In the event, it isn't surprising that
the military has turned the tables on the civilians once again. Mr
Ijaz has been compelled to reveal all in order to prove his credibility
but the irony is that he will never again be taken as a credible and
confidential interlocutor by anyone. The finger is pointed at Hussain
Haqqani, Pakistan's ambassador to Washington, as the diplomat in
question and the military has demanded his head. But the irony is that
President Zardari will only weaken himself further by cutting his most
articulate and friendly link with Washington.
The military has
been gunning for Hussain Haqqani for over a decade. He ran afoul of
General Musharraf in 2002 for his critical newspaper columns in Urdu and
English. So he decamped to the US where he wrote his seminal book on
the unholy historical nexus between the Mosque and Military in Pakistan.
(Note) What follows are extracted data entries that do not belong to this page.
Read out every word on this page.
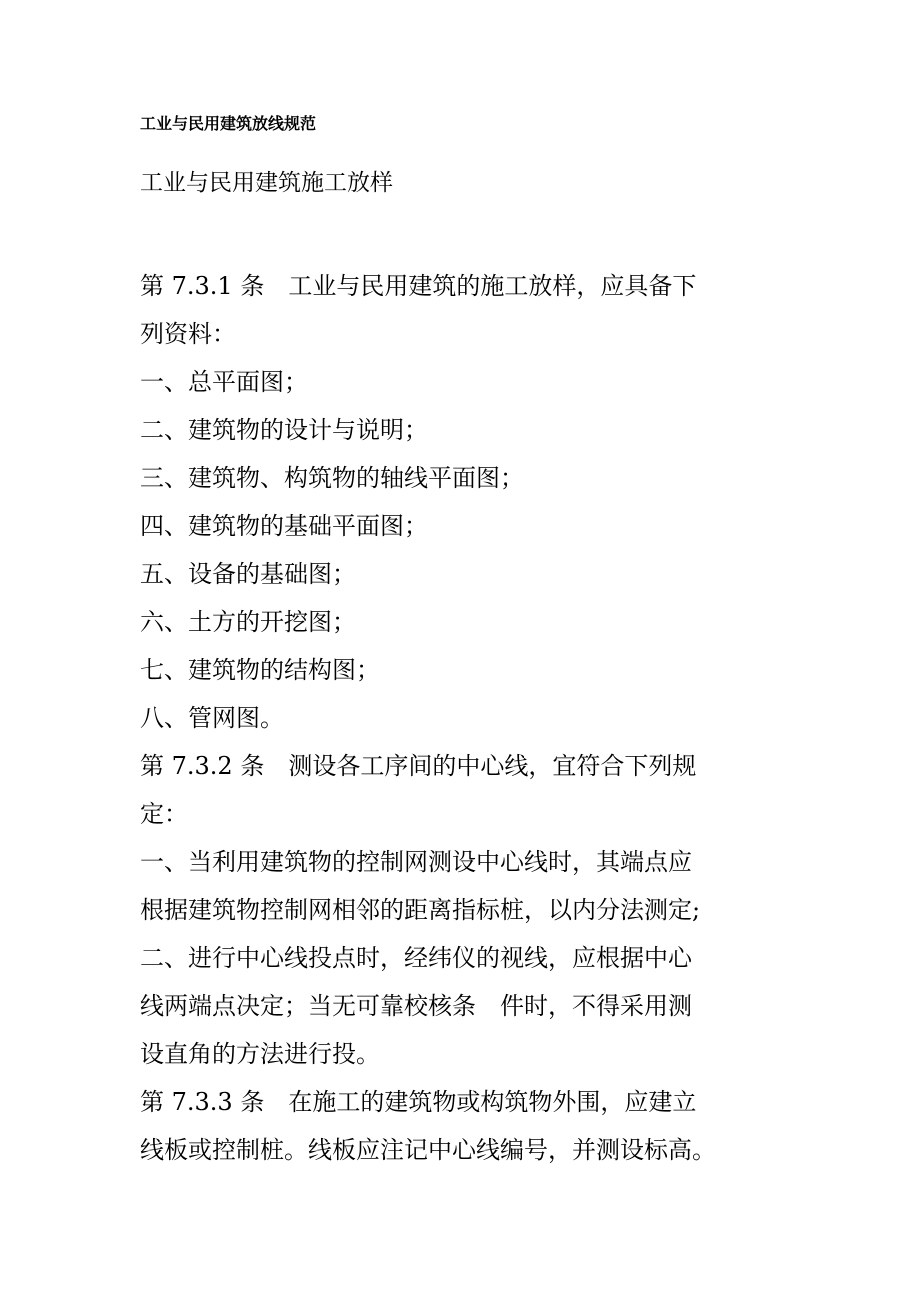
工业与民用建筑放线规范
工业与民用建筑施工放样
第 7.3.1 条　工业与民用建筑的施工放样，应具备下
列资料：
一、总平面图；
二、建筑物的设计与说明；
三、建筑物、构筑物的轴线平面图；
四、建筑物的基础平面图；
五、设备的基础图；
六、土方的开挖图；
七、建筑物的结构图；
八、管网图。
第 7.3.2 条　测设各工序间的中心线，宜符合下列规
定：
一、当利用建筑物的控制网测设中心线时，其端点应
根据建筑物控制网相邻的距离指标桩，以内分法测定;
二、进行中心线投点时，经纬仪的视线，应根据中心
线两端点决定；当无可靠校核条　件时，不得采用测
设直角的方法进行投。
第 7.3.3 条　在施工的建筑物或构筑物外围，应建立
线板或控制桩。线板应注记中心线编号，并测设标高。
After he was appointed Ambassador to Washington in 2008, the military
embarked upon a campaign to defame him. He was accused of acting against
the "national interest" by manipulating the insertion of
"pro-democracy" clauses in the Kerry-Lugar-Berman legislation that
committed $7.5 billion to Pakistan over five years as a "strategic
ally." He was blasted for enabling CIA operatives to get visas despite
the fact that authorization for over 90 per cent duly came from the
Pakistan Foreign Office/ISI or the Prime Minister's secretariat. He was
criticized for pledging an impartial and public investigation into how
OBL came to be lodged in Abbottabad when the military was insisting
there would be no more than an internal secret inquiry at best. And he
was painted as an "American agent" for recommending a pragmatic and
responsible Af-Pak and US-Pak foreign policy.
The writing on the
wall was clear when Imran Khan thundered against Mr Haqqani in Lahore
last month and Shah Mahmood Qureshi demanded an inquiry against him for
"conspiring against the state". Both are inclined to do the military's
bidding.
The core questions remain. Was the military complicit
or incompetent in "L'affaire OBL"? What was the nature of its
disagreement with, and threat to, the Zardari government following
"Operation Geronimo"? How was Mansoor Ijaz manipulated by various
Pakistani protagonists? A third series of questions has risen for the
umpteenth time. Is the constitution subservient to the military? Is an
elected government answerable to the "state"? Should an unaccountable
military or elected civilians define the "national interest"?
The
fate of Asif Zardari's PPP and also that of Nawaz Sharif's PMLN, the
two mainstream parties that majorly represent the Pakistani voter,
hinges on answers to these questions.